Okay, back to reality. Are you at any point feeling sorry for this salesman? Any sympathy? Probably not. Why? Because what in the world is he doing trying to sell VCRs door-to-door in 2018? Culture has changed. People don’t like strangers knocking on their doors unexpectedly. Think back to the last time a stranger knocked on your door and interrupted dinner with your family. How excited were you? And even if you were excited, why in the world would you buy a VCR? We’ve most past that as a culture. We’ve even moved past DVD players and to some extent Blu-Rays. Everything is online. You don’t need a VCR when you have Netflix. Culture has changed. The frustrated VCR salesman can be as angry as he wants to be, but he’s going to be waiting a long time if he’s waiting for America to go back to the good old days of VCRs.
That illustration in a nutshell sums up the driving force behind this blog New Wineskins. I grew up in churches that longingly looked back to the good old days of church in the 1950s. I had church members shake their fists at the younger generation who had the audacity to want drums, guitars and contemporary music in church. Why couldn’t they just appreciate the piano and organ? Why couldn’t they be satisfied with the Baptist hymnal? For the same reason your grandkids will never grow up using a VCR, even if you cherished yours growing up. Times change. Culture changes.

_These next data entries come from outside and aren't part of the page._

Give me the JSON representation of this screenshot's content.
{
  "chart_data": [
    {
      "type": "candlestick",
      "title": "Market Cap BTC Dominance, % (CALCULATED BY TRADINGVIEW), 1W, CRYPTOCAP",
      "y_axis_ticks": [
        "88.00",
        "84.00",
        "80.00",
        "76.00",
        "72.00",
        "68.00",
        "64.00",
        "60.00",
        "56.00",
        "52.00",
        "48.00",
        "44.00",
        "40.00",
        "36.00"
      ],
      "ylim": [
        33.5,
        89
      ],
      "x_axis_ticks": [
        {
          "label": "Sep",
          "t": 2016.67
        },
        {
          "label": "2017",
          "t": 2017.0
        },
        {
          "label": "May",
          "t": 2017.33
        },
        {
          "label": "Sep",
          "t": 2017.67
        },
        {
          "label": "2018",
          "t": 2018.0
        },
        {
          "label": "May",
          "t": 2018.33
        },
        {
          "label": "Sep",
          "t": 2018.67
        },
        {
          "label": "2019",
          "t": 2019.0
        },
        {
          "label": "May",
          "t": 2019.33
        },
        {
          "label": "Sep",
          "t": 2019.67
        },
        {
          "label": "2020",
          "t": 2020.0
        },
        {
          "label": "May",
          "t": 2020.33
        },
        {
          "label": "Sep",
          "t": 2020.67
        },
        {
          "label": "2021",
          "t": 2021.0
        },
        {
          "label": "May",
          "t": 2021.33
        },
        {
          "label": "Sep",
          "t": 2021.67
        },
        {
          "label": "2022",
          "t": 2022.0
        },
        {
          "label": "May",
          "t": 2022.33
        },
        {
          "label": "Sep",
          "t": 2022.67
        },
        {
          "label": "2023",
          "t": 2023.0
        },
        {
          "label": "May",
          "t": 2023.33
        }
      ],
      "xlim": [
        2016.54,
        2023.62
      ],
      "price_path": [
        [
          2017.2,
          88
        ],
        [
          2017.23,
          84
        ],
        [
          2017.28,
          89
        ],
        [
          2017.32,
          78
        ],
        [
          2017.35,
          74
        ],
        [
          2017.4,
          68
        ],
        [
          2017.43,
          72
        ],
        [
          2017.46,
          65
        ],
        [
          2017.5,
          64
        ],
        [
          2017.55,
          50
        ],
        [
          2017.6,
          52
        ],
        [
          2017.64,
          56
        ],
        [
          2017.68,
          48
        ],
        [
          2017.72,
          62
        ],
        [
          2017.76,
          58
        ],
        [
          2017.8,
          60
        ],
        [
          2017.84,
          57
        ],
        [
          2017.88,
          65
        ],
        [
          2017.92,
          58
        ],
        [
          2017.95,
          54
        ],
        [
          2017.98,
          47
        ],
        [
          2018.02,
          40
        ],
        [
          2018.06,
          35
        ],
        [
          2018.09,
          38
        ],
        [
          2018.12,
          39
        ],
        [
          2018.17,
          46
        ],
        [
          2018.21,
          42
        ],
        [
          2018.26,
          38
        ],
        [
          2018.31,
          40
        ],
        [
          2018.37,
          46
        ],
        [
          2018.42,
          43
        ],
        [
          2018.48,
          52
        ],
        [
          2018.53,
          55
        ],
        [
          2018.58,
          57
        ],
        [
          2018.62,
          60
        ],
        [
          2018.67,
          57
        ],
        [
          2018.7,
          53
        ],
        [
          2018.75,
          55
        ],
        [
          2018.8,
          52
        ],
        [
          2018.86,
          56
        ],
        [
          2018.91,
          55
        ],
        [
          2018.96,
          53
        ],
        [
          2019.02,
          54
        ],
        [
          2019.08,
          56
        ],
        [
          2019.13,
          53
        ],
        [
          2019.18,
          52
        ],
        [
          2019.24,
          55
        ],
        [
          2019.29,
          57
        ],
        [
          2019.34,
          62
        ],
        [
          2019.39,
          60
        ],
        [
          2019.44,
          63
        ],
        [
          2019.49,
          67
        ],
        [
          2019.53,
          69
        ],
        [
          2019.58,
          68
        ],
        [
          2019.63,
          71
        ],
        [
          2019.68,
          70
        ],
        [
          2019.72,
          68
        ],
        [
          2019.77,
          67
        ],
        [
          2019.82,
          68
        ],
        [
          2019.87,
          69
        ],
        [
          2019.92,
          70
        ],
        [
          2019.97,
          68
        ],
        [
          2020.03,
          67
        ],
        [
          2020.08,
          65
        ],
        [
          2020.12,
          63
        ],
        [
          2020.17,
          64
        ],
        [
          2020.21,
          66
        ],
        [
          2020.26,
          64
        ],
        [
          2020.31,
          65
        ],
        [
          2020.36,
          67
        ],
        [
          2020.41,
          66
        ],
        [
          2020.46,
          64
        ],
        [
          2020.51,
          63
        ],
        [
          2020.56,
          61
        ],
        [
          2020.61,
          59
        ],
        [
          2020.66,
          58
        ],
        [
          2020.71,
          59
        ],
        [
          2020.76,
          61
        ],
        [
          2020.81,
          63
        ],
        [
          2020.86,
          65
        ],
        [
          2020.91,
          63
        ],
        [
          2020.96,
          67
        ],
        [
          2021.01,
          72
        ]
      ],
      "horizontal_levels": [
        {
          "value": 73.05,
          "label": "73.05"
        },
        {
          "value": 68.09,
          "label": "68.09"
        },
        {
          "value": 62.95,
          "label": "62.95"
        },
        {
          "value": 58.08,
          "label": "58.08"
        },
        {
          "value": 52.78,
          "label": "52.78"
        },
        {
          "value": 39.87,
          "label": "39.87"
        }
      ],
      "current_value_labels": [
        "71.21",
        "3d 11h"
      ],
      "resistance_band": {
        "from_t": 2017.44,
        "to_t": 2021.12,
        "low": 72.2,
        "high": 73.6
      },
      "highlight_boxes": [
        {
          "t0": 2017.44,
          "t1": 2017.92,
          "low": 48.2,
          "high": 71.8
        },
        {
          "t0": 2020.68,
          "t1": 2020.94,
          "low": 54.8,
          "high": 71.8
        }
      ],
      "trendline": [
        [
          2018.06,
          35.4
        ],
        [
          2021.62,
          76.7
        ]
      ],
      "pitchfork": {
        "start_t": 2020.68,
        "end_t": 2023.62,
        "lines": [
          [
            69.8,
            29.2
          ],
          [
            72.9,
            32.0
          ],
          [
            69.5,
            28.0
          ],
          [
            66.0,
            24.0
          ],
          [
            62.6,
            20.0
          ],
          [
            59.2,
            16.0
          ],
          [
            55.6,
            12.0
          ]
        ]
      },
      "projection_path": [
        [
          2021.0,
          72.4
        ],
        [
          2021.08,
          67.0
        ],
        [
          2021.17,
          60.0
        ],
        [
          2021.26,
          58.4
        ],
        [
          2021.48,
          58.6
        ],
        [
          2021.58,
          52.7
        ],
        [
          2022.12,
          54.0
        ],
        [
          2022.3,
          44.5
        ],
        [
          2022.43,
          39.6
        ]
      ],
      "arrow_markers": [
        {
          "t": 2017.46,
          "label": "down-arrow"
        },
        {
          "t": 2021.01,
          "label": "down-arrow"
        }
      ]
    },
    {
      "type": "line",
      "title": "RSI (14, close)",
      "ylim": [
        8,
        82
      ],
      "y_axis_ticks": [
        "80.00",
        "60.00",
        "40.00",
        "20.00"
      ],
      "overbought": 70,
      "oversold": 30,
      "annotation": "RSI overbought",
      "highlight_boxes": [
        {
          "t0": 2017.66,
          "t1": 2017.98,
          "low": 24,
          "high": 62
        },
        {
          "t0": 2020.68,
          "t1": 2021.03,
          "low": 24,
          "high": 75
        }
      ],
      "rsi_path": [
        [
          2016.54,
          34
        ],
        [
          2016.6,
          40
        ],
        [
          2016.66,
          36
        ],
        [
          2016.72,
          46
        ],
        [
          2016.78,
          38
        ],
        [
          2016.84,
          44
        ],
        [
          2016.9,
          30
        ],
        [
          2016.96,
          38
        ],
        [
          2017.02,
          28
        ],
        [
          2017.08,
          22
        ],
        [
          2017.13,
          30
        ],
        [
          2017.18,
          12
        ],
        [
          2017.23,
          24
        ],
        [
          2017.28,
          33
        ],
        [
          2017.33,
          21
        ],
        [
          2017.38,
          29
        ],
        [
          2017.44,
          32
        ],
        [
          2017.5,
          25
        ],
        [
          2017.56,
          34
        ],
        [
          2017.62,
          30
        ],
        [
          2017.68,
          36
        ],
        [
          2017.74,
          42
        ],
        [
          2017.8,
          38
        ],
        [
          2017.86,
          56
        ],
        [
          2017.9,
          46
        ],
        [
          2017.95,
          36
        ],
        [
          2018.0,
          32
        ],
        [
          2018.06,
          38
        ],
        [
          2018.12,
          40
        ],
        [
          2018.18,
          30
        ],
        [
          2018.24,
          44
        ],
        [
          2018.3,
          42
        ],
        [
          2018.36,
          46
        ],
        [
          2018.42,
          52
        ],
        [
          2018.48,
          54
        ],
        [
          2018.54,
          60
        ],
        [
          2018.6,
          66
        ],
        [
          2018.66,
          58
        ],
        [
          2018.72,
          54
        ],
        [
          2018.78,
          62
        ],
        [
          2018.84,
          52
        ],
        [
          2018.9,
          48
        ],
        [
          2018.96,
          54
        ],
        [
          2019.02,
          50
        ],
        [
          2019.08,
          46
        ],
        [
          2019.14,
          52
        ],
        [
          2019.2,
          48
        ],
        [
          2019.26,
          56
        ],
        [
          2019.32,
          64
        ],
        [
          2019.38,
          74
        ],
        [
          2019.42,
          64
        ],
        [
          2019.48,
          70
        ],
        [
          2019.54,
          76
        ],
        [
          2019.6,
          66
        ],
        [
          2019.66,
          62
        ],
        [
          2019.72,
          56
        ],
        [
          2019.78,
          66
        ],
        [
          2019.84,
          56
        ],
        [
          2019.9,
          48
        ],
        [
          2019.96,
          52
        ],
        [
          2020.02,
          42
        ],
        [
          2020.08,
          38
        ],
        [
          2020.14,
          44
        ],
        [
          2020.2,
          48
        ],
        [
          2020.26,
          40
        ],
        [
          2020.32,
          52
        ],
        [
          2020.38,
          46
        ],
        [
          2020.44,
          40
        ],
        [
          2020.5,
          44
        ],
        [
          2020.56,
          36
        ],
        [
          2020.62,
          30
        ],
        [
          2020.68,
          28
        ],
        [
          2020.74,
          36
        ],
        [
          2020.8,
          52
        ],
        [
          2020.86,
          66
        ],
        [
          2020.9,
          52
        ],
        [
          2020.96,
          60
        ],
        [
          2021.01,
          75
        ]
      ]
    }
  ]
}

Now let’s be clear: the message of Jesus never changes, but how we do church should always be malleable to best reach the culture we’re currently living in. We need to change the way we design our church buildings. We need to change the way we preach. We need to change how we dress and how we talk at church. We need to update our music and get our hands dirty in the community. If churches today continue to operate like VCRs in a Netflix world, we’ll continue to suffer the declines plaguing our denominations.
Our mission (Matthew 28:18-20) isn’t to enshrine a particular style of how to do church. Our mission is to reach people. Don’t let your church be the frustrated door-to-door VCR salesman. Help usher your church into the 21st century. There’s an entire world up here waiting to be saved.